To start, the team came up with a plan to mimic their existing high performance computing (HPC) cluster on Google Cloud , with flexible storage options and dynamically installed software that would scale with the data. They set up a read-only attached persistent solid-state disk for the reference database and metagenomic samples on Google Cloud and started with single tests and small runs through a compute stack on Google Compute Engine that was distributed over 32 core instances. The results were outputted into Google Cloud cloud buckets. Integrating Slurm in Google Cloud enabled them to schedule, scale, and resubmit the jobs automatically. After troubleshooting along the way to verify results, they finally moved the whole job to Google Cloud. “We ran the job on 124,352 cores concurrently. We ran on 3,886 nodes. And we did that in 16.5 hours,” Sagona reports. “The transition to Google Cloud was enormously successful and greatly enhanced this research. It demonstrated that we could process these massive data sets in just a fraction of the time.” The difference was dramatic: a month’s worth of new samples that would have taken seven years to process on a personal computer, or three months on a local cluster, took sixteen hours on Google Cloud. This means that a year’s worth of data backlog that would take fifty years on a personal computer or two years on a local cluster will take just three days on Google Cloud. “That’s a big deal,” Torkian states, in part because it allows researchers to demonstrate more progress within the short time frames of typical research grants.
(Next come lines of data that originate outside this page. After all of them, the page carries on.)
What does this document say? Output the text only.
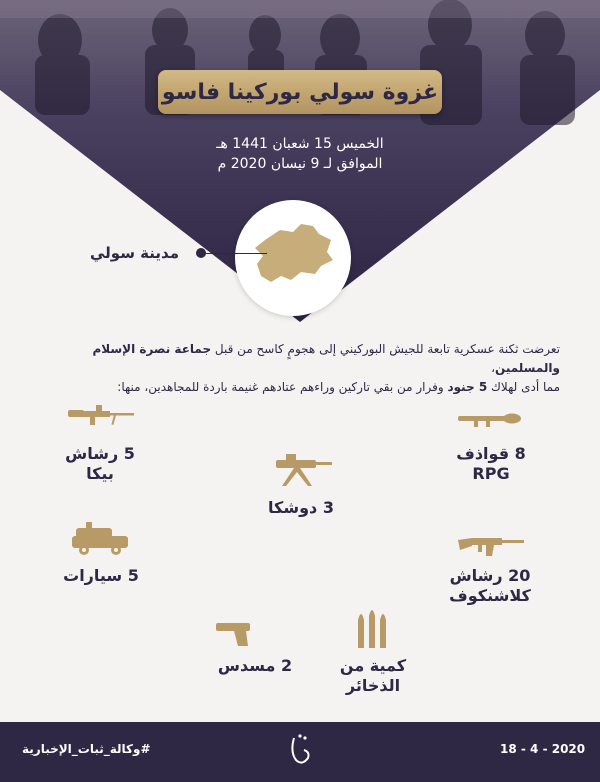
غزوة سولي بوركينا فاسو
الخميس 15 شعبان 1441 هـ
الموافق لـ 9 نيسان 2020 م
مدينة سولي
تعرضت ثكنة عسكرية تابعة للجيش البوركيني إلى هجومٍ كاسح من قبل جماعة نصرة الإسلام والمسلمين،
مما أدى لهلاك 5 جنود وفرار من بقي تاركين وراءهم عتادهم غنيمة باردة للمجاهدين، منها:
5 رشاش
بيكا
8 قواذف
RPG
3 دوشكا
5 سيارات	20 رشاش
كلاشنكوف
2 مسدس	كمية من
الذخائر
18 - 4 - 2020
#وكالة_ثبات_الإخبارية
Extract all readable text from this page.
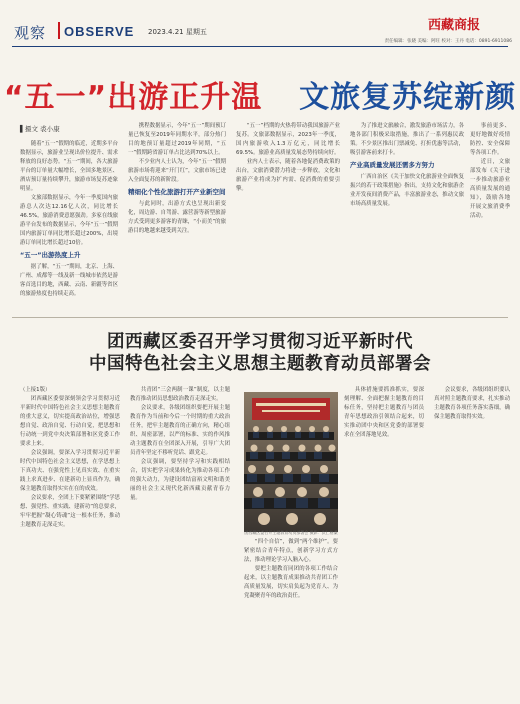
观察 OBSERVE 2023.4.21 星期五	西藏商报
责任编辑：张晓 美编：阿旺 校对：王丹 电话：0891-6911086
“五一”出游正升温 文旅复苏绽新颜
▌摄文 裘小康

随着“五一”假期的临近，近期多平台数据显示，旅游业呈现出价位提升、需求释放的良好态势。“五一”期间，各大旅游平台的订单量大幅增长，全国多地景区、酒店预订量持续攀升，旅游市场复苏迹象明显。

文旅部数据显示，今年一季度国内旅游总人次达12.16亿人次，同比增长46.5%，旅游消费意愿强劲。多家在线旅游平台发布的数据显示，今年“五一”假期国内旅游订单同比增长超过200%，出境游订单同比增长超过10倍。

“五一”出游热度上升

据了解，“五一”期间，北京、上海、广州、成都等一线及新一线城市依然是游客首选目的地，西藏、云南、新疆等省区的旅游热度也持续走高。

携程数据显示，今年“五一”期间预订量已恢复至2019年同期水平，部分热门目的地预订量超过2019年同期，“五一”假期跨省游订单占比达到70%以上。

不少业内人士认为，今年“五一”假期旅游市场将迎来“开门红”，文旅市场已进入全面复苏的新阶段。

精细化个性化旅游打开产业新空间

与此同时，出游方式也呈现出新变化，周边游、自驾游、露营游等新型旅游方式受到更多游客的青睐，“小而美”的旅游目的地越来越受到关注。

“五一”档期的火热将带动我国旅游产业复苏。文旅部数据显示，2023年一季度，国内旅游收入1.3万亿元，同比增长69.5%。旅游业高质量发展态势持续向好。

业内人士表示，随着各地促消费政策的出台，文旅消费潜力将进一步释放，文化和旅游产业将成为扩内需、促消费的重要引擎。

为了推进文旅融合，激发旅游市场活力，各地各部门积极采取措施，推出了一系列惠民政策。不少景区推出门票减免、打折优惠等活动，吸引游客前来打卡。

产业高质量发展还需多方努力

广西自治区《关于加快文化旅游业全面恢复振兴的若干政策措施》指出，支持文化和旅游企业开发夜间消费产品，丰富旅游业态，推动文旅市场高质量发展。

事前更多、更好地做好疫情防控、安全保障等各项工作。

近日，文旅部发布《关于进一步推动旅游业高质量发展的通知》，鼓励各地开展文旅消费季活动。

团西藏区委召开学习贯彻习近平新时代
中国特色社会主义思想主题教育动员部署会

（上接1版）

团西藏区委要深刻领会学习贯彻习近平新时代中国特色社会主义思想主题教育的重大意义，切实提高政治站位，增强思想自觉、政治自觉、行动自觉，把思想和行动统一到党中央决策部署和区党委工作要求上来。

会议强调，要深入学习贯彻习近平新时代中国特色社会主义思想，在学思想上下真功夫、在强党性上见真实效、在重实践上求真进步、在建新功上显真作为，确保主题教育取得实实在在的成效。

会议要求，全团上下要紧紧围绕“学思想、强党性、重实践、建新功”的总要求，牢牢把握“凝心铸魂”这一根本任务，推动主题教育走深走实。

共青团“三会两制一课”制度，以主题教育推动团员思想政治教育走深走实。

会议要求，各级团组织要把开展主题教育作为当前和今后一个时期的重大政治任务，把牢主题教育的正确方向，精心组织、周密部署，以严的标准、实的作风推动主题教育在全团深入开展，引导广大团员青年坚定不移听党话、跟党走。

会议强调，要坚持学习和实践相结合，切实把学习成果转化为推动各项工作的强大动力，为建设团结富裕文明和谐美丽的社会主义现代化新西藏贡献青春力量。

团西藏区委召开主题教育动员部署会 摄影：次仁格桑

“四个自信”，做到“两个维护”。要紧密结合青年特点，创新学习方式方法，推动理论学习入脑入心。

要把主题教育同团的各项工作结合起来，以主题教育成果推动共青团工作高质量发展，切实肩负起为党育人、为党凝聚青年的政治责任。

具体措施要抓准抓实，要深刻理解、全面把握主题教育的目标任务，坚持把主题教育与团员青年思想政治引领结合起来，切实推动团中央和区党委的部署要求在全团落地见效。

会议要求，各级团组织要认真对照主题教育要求，扎实推动主题教育各项任务落实落细，确保主题教育取得实效。
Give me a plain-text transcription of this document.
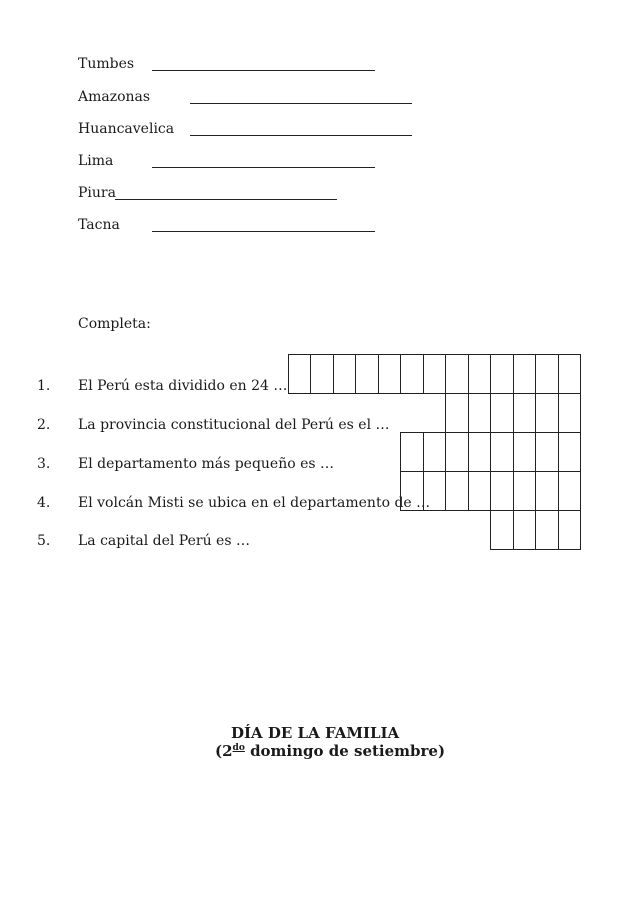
Tumbes
Amazonas
Huancavelica
Lima
Piura
Tacna
Completa:
1. El Perú esta dividido en 24 …
2. La provincia constitucional del Perú es el …
3. El departamento más pequeño es …
4. El volcán Misti se ubica en el departamento de …
5. La capital del Perú es …
DÍA DE LA FAMILIA
($2^{do}$ domingo de setiembre)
"We ran the job on 124,352 cores concurrently. We ran on 3,886 nodes. And we did that in 16.5 hours. The transition to Google Cloud was enormously successful and greatly enhanced our research."
Paul Sagona, Interim Executive Director, Research Computing, University of South Carolina

The benefits beyond the cloud: reproducible results

Moving to the cloud proved to have other benefits as well. Saving time saves money, and running jobs in parallel was more cost-effective. The next run will utilize containers to be able to take advantage of Google Cloud’s modular organization so the workflow would be easily transferable and reproducible for other researchers. Torkian adds that “bioinformatics has lots of new tools coming out, but it’s a huge gap for scientists to learn them. As we move toward cloud infrastructure there will be a smaller gap in training as scientists will have less need to code. It will become easier to move from on prem to cloud.” According to Doran, new methods could also set new algorithmic standards for validating studies, which could change how science is conducted. The USC team also has high hopes for STRIDES, Google’s new partnership with the National Institute of Health to share public biomedical datasets: better collaboration and better access to data will help their researchers to make even more progress. Sagona speaks for the team at USC when he says, “we’re really looking forward to the future.”